Cette capacité de bloquer une industrie complète doit être patiemment forgée, développée et intégrée dans le processus révolutionnaire. Ce potentiel, qui apparaît clairement lorsque l’on se penche sur la réalité des ouvriers de l’industrie pétrochimique, mais qui existe également ailleurs dans la classe ouvrière, doit se traduire dans l’objectif, pour les communistes, de faire basculer des industries entières dans la révolution. Le fait de bloquer une industrie entière au pays permet d’avoir un impact immédiat sur une multitude d’autres secteurs de l’économie et de renforcer les combats se déroulant dans ces secteurs. Si elle est menée correctement, une telle action peut permettre de produire un véritable effet domino, c’est-à-dire un vaste mouvement de blocages et de grèves à l’échelle du pays entier. Le potentiel d’arrêter la production dans l’ensemble d’une industrie n’est pas unique à l’industrie pétrochimique. C’est simplement qu’au sein de cette industrie, réaliser une telle action est particulièrement accessible en raison du petit nombre d’ouvriers et du petit nombre d’usines. Pour la même raison, la possibilité de faire émerger cette forme de lutte apparaît de manière particulièrement évidente lorsqu’on se penche sur la réalité de cette industrie.

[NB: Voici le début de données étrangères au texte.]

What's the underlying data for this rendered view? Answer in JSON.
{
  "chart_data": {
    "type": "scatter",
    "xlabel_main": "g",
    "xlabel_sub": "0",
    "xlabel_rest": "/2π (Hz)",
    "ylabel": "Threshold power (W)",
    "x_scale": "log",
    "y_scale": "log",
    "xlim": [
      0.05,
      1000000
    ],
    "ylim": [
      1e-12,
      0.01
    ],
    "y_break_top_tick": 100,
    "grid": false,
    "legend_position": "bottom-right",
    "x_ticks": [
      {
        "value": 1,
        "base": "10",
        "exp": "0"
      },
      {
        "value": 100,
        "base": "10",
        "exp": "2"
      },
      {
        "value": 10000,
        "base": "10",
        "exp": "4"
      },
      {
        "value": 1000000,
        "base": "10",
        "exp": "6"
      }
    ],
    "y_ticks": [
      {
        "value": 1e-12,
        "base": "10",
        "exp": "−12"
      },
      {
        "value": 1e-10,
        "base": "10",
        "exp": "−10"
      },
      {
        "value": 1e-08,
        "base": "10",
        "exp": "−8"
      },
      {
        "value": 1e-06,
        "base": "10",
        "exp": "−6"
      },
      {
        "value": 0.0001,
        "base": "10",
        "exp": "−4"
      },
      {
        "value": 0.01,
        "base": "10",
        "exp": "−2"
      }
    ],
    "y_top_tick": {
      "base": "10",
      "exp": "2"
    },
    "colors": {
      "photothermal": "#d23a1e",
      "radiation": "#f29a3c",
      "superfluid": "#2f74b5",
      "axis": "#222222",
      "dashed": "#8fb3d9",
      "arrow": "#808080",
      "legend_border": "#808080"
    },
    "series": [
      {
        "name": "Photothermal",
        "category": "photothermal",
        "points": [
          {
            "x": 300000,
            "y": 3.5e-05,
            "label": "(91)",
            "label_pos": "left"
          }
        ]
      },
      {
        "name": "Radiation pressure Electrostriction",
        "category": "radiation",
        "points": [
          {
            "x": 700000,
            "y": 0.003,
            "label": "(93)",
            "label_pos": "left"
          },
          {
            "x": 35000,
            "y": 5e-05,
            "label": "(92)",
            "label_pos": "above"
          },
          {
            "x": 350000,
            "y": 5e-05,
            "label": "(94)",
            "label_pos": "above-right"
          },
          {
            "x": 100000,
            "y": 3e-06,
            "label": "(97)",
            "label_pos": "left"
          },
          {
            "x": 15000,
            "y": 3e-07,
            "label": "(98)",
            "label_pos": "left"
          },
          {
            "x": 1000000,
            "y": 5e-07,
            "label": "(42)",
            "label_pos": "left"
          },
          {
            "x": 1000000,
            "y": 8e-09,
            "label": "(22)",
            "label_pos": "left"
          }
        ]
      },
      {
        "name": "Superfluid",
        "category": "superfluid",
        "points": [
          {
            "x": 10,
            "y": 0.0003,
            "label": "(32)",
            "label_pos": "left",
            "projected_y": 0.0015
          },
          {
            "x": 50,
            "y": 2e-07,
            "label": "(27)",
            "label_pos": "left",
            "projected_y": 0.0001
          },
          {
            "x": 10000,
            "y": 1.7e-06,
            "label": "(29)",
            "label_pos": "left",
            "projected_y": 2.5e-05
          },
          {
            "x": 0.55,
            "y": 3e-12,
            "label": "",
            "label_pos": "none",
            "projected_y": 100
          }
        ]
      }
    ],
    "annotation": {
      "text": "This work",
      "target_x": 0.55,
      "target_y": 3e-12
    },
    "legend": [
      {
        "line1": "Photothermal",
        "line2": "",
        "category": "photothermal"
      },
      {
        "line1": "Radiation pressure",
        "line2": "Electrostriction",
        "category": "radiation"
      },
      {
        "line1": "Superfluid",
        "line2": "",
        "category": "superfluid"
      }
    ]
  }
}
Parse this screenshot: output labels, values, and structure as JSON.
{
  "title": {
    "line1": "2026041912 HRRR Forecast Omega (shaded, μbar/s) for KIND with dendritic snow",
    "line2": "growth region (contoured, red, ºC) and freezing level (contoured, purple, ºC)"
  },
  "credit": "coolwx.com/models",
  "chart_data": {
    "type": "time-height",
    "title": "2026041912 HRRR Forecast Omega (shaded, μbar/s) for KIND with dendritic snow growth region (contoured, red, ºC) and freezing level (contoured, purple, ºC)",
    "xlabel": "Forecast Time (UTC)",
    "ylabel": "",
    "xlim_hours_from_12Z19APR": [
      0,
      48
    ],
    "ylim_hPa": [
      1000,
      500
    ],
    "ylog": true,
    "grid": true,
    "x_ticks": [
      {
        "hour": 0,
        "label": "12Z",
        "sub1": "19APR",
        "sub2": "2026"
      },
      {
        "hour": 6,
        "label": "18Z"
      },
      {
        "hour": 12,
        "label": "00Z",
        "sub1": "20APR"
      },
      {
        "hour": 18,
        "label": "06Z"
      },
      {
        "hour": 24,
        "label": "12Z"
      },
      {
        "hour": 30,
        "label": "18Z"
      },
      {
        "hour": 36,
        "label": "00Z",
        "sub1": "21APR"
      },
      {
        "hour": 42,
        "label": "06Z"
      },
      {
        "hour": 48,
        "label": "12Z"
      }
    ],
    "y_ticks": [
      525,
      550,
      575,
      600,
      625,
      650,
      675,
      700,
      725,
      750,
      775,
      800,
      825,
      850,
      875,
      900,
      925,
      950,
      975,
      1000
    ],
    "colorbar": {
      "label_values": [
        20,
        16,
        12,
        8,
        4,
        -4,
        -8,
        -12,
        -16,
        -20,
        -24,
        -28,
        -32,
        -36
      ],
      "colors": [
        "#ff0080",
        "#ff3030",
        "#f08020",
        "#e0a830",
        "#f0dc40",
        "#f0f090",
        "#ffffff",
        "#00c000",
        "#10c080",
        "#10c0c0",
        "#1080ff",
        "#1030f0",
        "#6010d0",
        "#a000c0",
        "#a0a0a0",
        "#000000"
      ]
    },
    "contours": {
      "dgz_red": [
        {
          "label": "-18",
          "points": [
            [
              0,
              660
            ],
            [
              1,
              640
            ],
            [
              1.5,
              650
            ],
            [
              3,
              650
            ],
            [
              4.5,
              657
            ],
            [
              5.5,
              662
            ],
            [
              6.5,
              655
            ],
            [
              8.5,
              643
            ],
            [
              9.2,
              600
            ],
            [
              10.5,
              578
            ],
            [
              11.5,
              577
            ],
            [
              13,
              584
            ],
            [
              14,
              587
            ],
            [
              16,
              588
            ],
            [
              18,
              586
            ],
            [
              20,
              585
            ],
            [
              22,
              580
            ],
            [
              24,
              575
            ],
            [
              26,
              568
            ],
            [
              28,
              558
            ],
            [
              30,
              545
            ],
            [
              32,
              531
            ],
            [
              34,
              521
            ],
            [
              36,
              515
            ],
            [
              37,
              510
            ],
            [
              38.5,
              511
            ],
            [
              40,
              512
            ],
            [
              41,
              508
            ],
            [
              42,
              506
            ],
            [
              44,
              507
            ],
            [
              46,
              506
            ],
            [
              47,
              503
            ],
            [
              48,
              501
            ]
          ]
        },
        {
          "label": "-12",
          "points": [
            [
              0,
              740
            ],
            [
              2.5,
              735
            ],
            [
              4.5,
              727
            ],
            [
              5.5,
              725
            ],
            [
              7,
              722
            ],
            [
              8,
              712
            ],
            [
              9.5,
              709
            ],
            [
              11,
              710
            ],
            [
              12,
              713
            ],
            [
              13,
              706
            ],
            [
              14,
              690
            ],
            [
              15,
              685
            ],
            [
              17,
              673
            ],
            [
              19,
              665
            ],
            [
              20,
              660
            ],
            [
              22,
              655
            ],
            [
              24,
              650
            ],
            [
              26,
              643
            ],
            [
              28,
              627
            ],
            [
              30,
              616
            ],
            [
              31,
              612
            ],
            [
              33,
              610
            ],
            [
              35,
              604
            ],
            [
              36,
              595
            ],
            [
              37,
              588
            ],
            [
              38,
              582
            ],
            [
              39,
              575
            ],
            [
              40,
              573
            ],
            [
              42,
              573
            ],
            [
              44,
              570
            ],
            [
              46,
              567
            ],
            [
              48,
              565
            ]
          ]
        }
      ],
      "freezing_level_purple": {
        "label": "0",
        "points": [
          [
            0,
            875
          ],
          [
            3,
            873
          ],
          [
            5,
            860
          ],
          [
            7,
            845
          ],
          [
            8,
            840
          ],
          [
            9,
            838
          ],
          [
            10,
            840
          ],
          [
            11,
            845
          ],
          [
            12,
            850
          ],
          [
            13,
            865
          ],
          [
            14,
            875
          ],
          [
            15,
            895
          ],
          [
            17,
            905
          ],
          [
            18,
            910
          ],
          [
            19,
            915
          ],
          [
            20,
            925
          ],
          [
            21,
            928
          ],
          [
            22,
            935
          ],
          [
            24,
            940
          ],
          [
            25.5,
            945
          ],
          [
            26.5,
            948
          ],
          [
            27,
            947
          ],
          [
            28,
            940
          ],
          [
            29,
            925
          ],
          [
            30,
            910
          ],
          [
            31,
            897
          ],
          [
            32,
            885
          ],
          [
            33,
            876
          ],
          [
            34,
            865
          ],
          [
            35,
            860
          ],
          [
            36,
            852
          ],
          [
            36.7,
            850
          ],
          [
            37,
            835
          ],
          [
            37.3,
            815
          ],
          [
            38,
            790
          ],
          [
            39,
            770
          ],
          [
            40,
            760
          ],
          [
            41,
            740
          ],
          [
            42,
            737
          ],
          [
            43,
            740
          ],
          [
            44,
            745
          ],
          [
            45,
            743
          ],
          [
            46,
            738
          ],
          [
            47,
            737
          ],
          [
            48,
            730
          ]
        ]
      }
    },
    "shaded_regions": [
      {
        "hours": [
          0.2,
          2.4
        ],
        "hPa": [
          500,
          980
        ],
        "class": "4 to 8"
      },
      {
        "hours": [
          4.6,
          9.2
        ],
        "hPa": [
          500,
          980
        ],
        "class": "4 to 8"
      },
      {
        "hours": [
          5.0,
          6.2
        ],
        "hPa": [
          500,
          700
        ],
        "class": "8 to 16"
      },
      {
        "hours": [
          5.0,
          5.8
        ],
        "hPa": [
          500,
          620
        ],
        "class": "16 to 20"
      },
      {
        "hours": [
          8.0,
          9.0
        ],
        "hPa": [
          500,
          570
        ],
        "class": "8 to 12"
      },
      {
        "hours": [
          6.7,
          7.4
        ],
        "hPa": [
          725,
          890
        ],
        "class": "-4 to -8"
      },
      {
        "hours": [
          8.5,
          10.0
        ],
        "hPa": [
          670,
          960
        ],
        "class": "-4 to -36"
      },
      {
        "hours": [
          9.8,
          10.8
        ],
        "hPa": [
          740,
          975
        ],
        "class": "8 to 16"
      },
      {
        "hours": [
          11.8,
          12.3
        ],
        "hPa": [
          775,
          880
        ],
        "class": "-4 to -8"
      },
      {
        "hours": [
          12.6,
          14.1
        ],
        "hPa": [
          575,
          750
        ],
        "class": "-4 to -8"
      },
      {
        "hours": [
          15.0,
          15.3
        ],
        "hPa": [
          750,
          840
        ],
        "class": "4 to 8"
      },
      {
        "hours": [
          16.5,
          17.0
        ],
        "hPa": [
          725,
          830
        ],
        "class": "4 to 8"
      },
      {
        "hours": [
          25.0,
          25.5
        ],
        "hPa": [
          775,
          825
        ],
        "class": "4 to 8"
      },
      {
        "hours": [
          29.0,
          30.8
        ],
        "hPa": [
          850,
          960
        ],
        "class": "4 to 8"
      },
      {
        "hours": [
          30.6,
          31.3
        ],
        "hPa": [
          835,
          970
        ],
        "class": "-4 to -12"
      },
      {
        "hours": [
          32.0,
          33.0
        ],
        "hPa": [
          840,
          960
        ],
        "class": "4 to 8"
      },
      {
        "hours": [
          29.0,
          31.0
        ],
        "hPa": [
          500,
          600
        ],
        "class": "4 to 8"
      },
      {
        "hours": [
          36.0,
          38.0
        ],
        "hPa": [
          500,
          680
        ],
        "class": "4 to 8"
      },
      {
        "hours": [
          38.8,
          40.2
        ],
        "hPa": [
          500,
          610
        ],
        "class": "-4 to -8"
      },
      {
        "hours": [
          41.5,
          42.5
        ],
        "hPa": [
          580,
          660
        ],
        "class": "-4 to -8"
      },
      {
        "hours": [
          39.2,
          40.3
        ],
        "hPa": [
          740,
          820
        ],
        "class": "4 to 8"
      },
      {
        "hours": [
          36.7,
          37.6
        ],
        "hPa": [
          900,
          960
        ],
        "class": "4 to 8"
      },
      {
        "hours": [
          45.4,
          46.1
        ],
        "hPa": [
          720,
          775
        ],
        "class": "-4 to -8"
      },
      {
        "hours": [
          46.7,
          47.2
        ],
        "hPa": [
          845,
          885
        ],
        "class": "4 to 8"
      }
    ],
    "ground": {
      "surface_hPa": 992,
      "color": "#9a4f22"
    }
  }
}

Il faut savoir qu’au Canada, 80% du marché des produits de l’industrie pétrochimique provient de la production réalisée sur le territoire canadien. Beaucoup de ces produits sont eux-mêmes nécessaires à une multitude d’autres industries du secteur manufacturier. Ces industries seraient vite affectées par un blocage ou même par un ralentissement de la production dans l’industrie pétrochimique. On peut ainsi déjà imaginer l’effet qu’aurait un tel blocage, combiné à celui du transport des importations de plastique dont la bourgeoisie tenterait alors de se servir pour compenser, à court terme, les pertes engendrées par les grèves en cours dans les usines pétrochimiques. De tels blocages devront évidemment être complétés par un arsenal de formes d’action variées, servant à attaquer la bourgeoisie de tous les côtés. Quoi qu’il en soit, on voit que parvenir à faire basculer une industrie complète dans la révolution est un objectif en soi, qui permet d’atteindre une force de frappe supérieure à celle que l’on obtient avec des grèves dispersées. On voit également que le potentiel stratégique de l’industrie pétrochimique est particulièrement fort.

À l’usine VOPAK de Montréal, la pression se déjà fait sentir du côté des capitalistes, qui ont embauché des paramilitaires (d’anciens militaires devenus des mercenaires privés) pour surveiller les lieux et intimider les grévistes. La chose n’est pas surprenante : non seulement VOPAK craint pour ses millions de dollars en équipements immobilisés sur les lieux, mais elle perd aussi des centaines de milliers de dollars à chaque jour de grève. Les événements sont à suivre et cette lutte, comme bien d’autres, est une excellente occasion pour mener un travail d’organisation et pour acquérir de l’expérience. Le Parti communiste révolutionnaire (PCR-RCP) appelle tous ses militants et ses sympathisants à appuyer activement les grévistes de VOPAK et à s’organiser pour faire pénétrer et répandre largement dans le mouvement ouvrier les perspectives et le programme de la révolution.

L’industrie pétrochimique est un excellent point d’ancrage pour faire progresser la révolution au Canada !

Pour faire basculer une industrie dans la révolution, il faut commencer dès aujourd’hui en appuyant les combats en cours et en y participant!